Non è da escludere, intanto, che ciò che, rispetto al proprietario di un dato terreno e sottosuolo, sia, per un altro soggetto, vero e proprio suolo. Così è chiaro che la galleria ferroviaria scavata sotto una montagna, non è sottosuolo se non rispetto ai proprietari dei terreni soprastanti. Per essa, dunque, in profondità e in altezza, si pone il medesimo problema dei limiti, che, così, acquista più complessa fisionomia perché si può porre come problema di confini (in senso verticale) tra proprietari vicini. Del resto il problema dei confini tra proprietari vicini soltanto nella sua semplice espressione va posto sul piano orizzontale, poiché spesso esso si pone rispetto a piani paralleli (caso di dislivelli) o rispetto a piani tangenti lungo una linea (proprietà delle falde di una collina). Qui i principi relativi all'estensione della proprietà nel senso sopra detto (rapporto tra il proprietario e i terzi) si complicano e combinano con quelli relativi ai rapporti di vicinato (rapporto tra proprietario e proprietario).
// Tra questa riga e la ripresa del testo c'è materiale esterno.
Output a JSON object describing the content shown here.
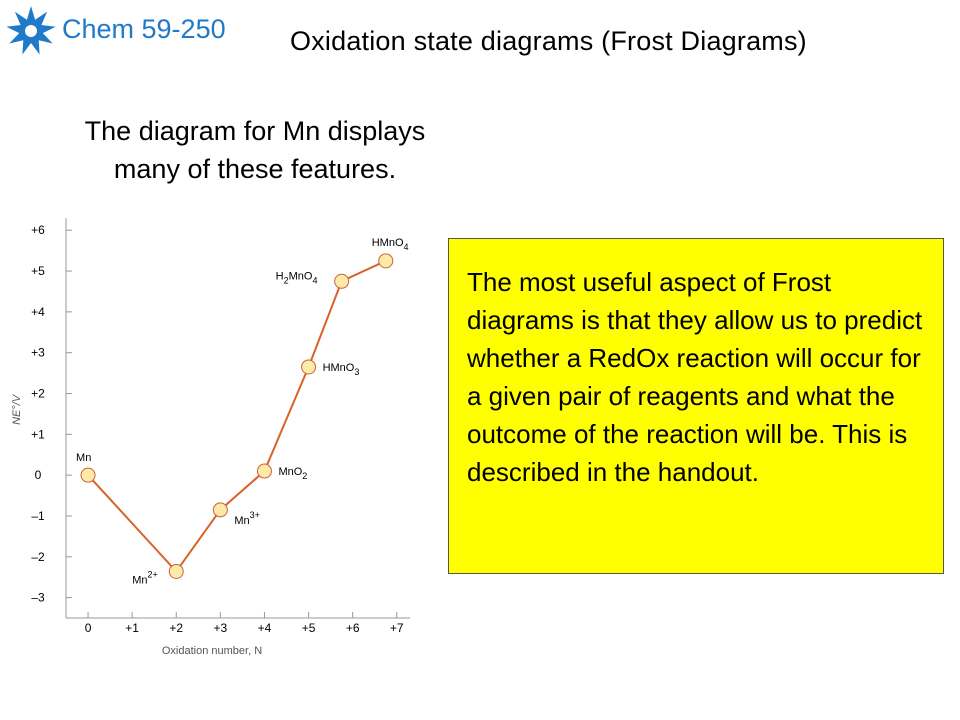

Nell'ultimo esempio, infatti, finché esiste un interesse dei proprietari, il piano bisettore dell'angolo formato dall'incontro dei due piani costituisce il confine che divide la proprietà di un soggetto da quella dell'altro. Di una immissione di terzi in questa zona non si può certo parlare, perché essi potrebbero essere esclusi tanto dall'uno quanto dall'altro proprietario. Crescendo, però, verso le falde della collina, la distanza tra i due fondi, si potrebbe ammettere che ad un certo punto venisse meno l'interesse all'esclusione, sia da parte dell'uno come da parte dell'altro proprietario: si verrebbe così a formare una zona che costituirebbe quella zona libera nella quale non si farebbe sentire l'influenza del diritto di proprietà. E proseguendo si potrebbe pervenire alla zona libera, che non è, in atto, oggetto di diritti. In questo caso, tale zona libera risulterebbe delimitata sia in senso verticale che orizzontale.
È facile comprendere che queste ipotesi sono ridotte alla massima semplicità e che in pratica esse possono risultare notevolmente complesse.